Variational Inference and the ELBO

Takeaway

Variational inference turns Bayesian inference into optimization: choose a tractable family q_ϕ(z|x) and fit it to p(z|x) by maximizing the ELBO (equivalently, minimizing KL(q||p)).

The problem (before → after)

Before: Exact posteriors are intractable; MCMC can be slow.
After: Pick a parametric family and optimize a lower bound on log evidence; scale with stochastic gradients and amortization.

Mental model first

Imagine squeezing a flexible mold (q) around a complex statue (p).
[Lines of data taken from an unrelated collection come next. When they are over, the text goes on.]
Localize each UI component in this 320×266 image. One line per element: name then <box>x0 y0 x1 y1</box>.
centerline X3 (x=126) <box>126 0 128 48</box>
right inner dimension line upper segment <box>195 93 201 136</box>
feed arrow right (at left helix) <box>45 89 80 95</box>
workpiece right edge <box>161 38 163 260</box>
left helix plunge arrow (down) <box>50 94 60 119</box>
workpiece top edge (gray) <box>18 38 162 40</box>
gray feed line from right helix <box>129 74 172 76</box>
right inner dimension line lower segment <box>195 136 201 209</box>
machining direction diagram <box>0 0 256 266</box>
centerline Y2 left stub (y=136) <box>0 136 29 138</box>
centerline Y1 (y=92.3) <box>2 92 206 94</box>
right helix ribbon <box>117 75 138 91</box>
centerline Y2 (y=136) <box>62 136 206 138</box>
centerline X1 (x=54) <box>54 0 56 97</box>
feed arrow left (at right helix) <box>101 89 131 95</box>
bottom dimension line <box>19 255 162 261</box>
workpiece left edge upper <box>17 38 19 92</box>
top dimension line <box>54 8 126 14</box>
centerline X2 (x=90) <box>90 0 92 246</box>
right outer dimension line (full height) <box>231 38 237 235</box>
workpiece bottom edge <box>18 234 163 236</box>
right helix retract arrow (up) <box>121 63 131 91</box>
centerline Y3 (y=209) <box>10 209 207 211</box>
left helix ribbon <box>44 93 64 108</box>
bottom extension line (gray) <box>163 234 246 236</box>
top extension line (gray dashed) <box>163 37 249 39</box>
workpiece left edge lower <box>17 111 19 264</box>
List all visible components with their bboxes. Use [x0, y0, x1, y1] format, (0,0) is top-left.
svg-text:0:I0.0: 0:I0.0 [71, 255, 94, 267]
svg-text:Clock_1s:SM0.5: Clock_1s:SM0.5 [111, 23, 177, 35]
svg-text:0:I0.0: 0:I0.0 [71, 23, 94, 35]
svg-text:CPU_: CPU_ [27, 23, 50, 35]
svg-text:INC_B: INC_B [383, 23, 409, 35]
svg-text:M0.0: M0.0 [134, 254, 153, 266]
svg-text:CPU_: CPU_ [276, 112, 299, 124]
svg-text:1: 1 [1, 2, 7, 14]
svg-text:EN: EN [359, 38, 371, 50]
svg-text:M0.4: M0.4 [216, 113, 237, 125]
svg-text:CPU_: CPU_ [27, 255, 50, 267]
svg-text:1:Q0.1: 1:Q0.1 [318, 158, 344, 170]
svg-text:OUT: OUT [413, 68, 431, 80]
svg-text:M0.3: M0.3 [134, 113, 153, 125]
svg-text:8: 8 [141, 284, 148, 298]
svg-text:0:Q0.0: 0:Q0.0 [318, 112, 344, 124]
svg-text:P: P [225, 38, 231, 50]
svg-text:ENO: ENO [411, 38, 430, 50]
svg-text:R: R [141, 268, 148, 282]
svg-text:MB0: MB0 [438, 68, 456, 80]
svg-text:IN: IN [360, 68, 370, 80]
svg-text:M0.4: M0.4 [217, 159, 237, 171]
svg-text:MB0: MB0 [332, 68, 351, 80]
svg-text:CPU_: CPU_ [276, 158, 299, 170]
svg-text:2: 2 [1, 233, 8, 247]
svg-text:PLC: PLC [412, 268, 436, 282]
You cannot capture every groove, but with the right shape and pressure you approximate the parts that matter for decisions.

Just-in-time concepts

Evidence Lower Bound (ELBO): log p(x) ≥ E_q[log p(x,z) − log q(z|x)].
Mean-field: q factorizes across latent dimensions; simple but biased.
Reparameterization trick: z = g_ϕ(ε, x), ε ∼ p(ε), to get low-variance gradients.
Amortized VI: Neural network outputs ϕ(x) so inference cost per data point is O(1).

First-pass solution

Choose q_ϕ(z|x) with easy sampling and density; derive ELBO; compute stochastic gradients over minibatches; update ϕ (and model θ) with Adam.

Control variates and baselines reduce gradient variance.
Richer families: normalizing flows, mixture posteriors, hierarchical VI.
Structured VI: Keep dependencies where they matter (e.g., time series, trees).

Code as a byproduct (reparameterized ELBO)

import torch

def elbo(model, guide, x, K=1):
    log_w = []
    for _ in range(K):
        z, log_q = guide.sample_with_log_prob(x)   # reparameterized
        log_p = model.log_joint(x, z)
        log_w.append(log_p - log_q)
    return torch.stack(log_w).logsumexp(0) - torch.log(torch.tensor(K.0))

Principles, not prescriptions

Bias–variance trade-off: richer q reduces bias but may increase variance and cost.
Optimize what you care about: ELBO sharpens posteriors relevant to predictions.

Common pitfalls

Posterior collapse when the decoder is too strong; use KL annealing or free bits.
Ignoring calibration: good ELBO does not always mean calibrated uncertainty.

Connections and contrasts

See also: [/blog/black-box-vi], [/blog/normalizing-flows], [/blog/attention-is-all-you-need] (amortization via encoders).

Quick checks

Why maximize ELBO? — It’s a tractable lower bound to log evidence that tightens as q approaches p.
Why reparameterize? — Lower-variance gradients than score-function estimators.
When avoid mean-field? — When correlations matter for decisions.